Patient Selection for Resynchronization Therapy

Cardiac resynchronization therapy (CRT) is now recognized as an effective treatment for patients who have significant heart failure symptoms despite medical therapy.5

Delayed activation of LV segments from conduction delays leads to ventricular dyssynchrony, which compromises ventricular function and promotes ventricular remodeling. Resynchronization can be obtained by simultaneously pacing both ventricles; this in turn leads to improved functional class, exercise tolerance, quality of life, and LV ejection fraction.

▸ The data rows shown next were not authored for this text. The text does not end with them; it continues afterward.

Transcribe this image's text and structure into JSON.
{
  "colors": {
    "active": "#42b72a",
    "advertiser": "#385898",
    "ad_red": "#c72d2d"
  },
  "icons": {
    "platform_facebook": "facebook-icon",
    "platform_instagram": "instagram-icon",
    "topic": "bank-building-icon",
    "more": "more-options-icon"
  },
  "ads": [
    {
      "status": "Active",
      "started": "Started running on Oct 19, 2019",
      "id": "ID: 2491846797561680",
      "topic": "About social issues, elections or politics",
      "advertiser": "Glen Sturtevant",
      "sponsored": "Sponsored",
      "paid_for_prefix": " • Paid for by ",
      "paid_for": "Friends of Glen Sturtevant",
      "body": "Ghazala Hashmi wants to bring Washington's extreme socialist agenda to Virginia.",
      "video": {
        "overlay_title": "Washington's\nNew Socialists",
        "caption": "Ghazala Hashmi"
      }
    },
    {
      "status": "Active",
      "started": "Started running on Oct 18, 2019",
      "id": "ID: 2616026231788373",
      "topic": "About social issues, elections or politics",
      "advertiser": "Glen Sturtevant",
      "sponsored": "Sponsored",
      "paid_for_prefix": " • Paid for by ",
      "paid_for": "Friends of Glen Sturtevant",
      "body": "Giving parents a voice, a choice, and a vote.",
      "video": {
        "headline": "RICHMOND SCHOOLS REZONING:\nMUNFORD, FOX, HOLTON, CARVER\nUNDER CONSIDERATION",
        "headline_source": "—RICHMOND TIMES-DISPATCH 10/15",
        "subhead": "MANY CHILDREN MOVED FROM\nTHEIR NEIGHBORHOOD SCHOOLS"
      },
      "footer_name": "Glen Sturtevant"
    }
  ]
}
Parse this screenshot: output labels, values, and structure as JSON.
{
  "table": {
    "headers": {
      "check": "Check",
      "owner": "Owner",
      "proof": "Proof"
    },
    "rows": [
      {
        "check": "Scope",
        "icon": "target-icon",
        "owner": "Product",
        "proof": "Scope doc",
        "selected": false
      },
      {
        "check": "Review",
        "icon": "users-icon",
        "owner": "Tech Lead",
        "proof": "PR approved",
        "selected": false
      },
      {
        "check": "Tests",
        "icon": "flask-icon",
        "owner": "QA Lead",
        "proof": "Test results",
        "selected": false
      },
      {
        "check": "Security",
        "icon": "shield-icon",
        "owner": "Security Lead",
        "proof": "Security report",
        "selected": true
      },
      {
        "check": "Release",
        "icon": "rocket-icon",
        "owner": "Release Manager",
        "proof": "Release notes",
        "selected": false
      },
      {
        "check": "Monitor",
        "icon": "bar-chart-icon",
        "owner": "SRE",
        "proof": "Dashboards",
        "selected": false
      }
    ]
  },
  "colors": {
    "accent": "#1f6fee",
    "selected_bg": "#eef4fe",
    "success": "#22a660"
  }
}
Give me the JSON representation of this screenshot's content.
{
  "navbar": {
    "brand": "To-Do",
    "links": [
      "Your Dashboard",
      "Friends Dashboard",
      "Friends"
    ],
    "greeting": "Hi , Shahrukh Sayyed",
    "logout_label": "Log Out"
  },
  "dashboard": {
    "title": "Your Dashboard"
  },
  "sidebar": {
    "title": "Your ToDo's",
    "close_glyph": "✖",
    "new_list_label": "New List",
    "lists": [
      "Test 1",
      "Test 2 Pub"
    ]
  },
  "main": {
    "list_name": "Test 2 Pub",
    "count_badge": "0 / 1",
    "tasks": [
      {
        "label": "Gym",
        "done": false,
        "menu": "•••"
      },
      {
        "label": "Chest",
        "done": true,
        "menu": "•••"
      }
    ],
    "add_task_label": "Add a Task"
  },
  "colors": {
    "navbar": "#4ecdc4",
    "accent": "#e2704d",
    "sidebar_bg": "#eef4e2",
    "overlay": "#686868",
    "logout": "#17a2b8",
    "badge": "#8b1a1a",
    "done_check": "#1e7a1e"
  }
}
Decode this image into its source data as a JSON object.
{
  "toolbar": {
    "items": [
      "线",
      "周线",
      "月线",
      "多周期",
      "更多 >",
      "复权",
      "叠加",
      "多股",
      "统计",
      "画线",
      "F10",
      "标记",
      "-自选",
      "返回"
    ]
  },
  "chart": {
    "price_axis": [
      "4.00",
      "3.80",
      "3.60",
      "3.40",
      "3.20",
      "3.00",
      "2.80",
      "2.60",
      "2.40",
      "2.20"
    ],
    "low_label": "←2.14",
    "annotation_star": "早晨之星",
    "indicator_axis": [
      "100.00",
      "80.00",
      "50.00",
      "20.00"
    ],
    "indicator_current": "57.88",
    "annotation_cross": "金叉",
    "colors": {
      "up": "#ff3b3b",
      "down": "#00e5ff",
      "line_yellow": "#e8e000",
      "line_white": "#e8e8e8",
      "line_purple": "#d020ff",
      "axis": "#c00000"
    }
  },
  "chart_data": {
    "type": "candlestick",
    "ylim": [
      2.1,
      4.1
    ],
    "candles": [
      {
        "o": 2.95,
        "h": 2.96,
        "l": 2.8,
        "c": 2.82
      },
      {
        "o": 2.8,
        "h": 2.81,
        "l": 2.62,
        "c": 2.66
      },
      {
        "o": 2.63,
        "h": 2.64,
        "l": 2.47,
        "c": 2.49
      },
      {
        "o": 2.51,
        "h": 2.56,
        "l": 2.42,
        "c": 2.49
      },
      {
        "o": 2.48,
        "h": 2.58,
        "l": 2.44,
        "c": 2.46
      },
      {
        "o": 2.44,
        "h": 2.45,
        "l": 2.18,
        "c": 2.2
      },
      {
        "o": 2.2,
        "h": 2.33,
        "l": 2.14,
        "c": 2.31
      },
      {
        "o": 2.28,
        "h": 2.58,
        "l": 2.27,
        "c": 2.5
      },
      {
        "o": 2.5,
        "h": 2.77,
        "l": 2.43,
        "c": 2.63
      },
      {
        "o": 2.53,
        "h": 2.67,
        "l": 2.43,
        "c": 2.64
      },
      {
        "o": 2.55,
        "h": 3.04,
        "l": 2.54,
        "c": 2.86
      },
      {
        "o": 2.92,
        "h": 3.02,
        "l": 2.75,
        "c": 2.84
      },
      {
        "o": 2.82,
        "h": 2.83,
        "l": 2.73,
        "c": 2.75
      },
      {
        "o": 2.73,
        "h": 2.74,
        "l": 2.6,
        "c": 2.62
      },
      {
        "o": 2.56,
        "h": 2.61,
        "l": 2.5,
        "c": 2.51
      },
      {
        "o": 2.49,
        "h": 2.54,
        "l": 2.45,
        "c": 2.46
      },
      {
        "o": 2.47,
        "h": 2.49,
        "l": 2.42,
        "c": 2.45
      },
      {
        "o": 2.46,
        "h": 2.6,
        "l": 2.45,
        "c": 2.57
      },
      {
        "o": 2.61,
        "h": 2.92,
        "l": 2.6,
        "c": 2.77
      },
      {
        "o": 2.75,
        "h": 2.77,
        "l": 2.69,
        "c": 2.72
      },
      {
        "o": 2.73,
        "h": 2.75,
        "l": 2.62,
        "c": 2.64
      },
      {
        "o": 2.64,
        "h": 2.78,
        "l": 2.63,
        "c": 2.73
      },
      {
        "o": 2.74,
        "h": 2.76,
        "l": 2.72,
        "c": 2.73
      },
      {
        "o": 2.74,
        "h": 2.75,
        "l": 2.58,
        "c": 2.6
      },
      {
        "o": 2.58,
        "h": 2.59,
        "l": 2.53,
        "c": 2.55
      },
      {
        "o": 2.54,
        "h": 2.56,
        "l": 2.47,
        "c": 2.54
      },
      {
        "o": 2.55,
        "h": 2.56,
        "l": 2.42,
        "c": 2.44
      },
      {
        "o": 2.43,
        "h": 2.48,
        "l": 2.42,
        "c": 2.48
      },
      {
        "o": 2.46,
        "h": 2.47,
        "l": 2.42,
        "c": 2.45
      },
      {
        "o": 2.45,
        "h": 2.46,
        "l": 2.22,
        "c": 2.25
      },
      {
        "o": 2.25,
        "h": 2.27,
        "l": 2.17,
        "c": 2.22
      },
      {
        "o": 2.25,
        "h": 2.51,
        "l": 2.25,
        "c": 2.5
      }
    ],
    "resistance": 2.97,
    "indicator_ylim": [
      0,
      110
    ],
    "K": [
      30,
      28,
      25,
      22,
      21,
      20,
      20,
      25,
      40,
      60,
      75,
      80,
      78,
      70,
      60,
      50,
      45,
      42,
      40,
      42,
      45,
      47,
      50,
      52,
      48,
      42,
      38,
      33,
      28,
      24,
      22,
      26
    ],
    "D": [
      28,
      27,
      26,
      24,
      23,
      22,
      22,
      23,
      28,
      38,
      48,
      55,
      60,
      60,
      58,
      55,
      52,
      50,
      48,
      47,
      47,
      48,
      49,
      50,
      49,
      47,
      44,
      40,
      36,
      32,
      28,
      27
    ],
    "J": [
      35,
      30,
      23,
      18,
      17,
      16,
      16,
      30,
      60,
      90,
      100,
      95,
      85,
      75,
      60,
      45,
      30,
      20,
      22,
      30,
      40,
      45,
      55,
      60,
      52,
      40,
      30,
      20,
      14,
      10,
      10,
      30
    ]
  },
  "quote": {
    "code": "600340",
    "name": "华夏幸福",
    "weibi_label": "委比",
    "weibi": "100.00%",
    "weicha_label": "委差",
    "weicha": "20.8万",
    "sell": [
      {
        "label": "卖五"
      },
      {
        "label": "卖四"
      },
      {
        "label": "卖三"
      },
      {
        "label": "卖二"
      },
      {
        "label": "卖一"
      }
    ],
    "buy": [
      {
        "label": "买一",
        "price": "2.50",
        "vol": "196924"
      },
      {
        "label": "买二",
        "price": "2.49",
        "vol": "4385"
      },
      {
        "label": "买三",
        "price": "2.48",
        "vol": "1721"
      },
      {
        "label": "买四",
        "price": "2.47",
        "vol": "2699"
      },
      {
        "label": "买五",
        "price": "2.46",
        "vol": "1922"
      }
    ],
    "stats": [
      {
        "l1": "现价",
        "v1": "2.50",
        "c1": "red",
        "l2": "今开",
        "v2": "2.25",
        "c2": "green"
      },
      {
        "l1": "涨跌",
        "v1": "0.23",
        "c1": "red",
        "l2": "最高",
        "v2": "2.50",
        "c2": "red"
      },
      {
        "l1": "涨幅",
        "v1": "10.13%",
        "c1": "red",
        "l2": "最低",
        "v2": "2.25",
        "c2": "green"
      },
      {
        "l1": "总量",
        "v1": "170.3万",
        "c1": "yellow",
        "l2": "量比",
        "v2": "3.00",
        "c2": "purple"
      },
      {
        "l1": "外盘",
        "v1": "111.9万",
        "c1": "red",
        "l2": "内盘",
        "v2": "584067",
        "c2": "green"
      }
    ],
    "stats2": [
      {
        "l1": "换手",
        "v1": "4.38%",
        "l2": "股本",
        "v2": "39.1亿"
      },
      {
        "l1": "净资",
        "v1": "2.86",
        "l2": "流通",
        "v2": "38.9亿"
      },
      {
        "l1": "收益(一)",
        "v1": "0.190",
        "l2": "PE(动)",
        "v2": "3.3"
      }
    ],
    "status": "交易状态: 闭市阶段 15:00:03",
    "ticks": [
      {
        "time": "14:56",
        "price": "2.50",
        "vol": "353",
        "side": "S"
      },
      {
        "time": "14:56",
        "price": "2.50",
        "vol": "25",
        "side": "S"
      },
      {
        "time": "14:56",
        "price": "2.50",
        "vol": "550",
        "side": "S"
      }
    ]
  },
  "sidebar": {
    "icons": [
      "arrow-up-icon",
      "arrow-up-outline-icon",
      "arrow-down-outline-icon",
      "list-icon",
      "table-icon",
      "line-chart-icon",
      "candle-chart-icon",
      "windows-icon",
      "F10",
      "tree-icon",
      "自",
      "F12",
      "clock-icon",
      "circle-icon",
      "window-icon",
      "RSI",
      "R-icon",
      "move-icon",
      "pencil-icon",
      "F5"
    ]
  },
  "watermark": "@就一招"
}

Echo and Doppler techniques are most helpful in defining when dyssynchrony is present so that CRT is offered to patients with HF who are likely to benefit. A variety of Echocardiographic parameters have been proposed to identify potential responders to resynchronization therapy.6 These include M-mode derived septal to posterior wall maximal excursion time delay, spectral Doppler derived right ventricular to LV pre-ejection time delay and tissue Doppler velocity derived time to maximal systolic velocity delay from different wall segments.

Although multiple methods have been used to evaluate for ventricular dyssynchrony, currently 3-D echo and color tissue Doppler imaging provide the most reliable information. With 3-D echocardiography is now possible to precisely measure the time to minimal systolic volume in any of 16 LV segments, and derive from this a dyssynchrony index measured as the standard deviation of the difference to minimal systolic volumes of each of these 16 segments. Figure 3 Furthermore, through parametric imaging, it is now possible to obtain a 'bulls eye' view of the dyssynchronous contraction of the LV. This provides a more accurate display of the electric depolarization of the LV that when presented in different hues of color allows a more precise characterization and quantification of the segments of the LV that have delayed contraction (see Figure 4).

The application of color tissue imaging through the analysis of segmental tissue Doppler velocity, tissue strain and strain rate has allowed simultaneous quantification of opposite LV walls facilitating the recognition of segmental intraventricular dyssynchrony. It has the advantage over standard tissue Doppler in that it provides real time and simultaneous analysis of any of the LV segments of interest (see Figure 5).

Conclusions and Future Directions

Echo/Doppler methods are today the most frequently used techniques for diagnosis, characterization and management of HF patients. This is because, today, there is no other portable imaging technique that provides non-invasively detailed anatomic, pathologic and functional information as provided, cost-effectively, by echocardiography.

Because of its ability to precisely characterize cardiovascular size and function, 3-D echocardiography and color tissue Doppler will became the standard imaging tools for the diagnosis and management patients with HF.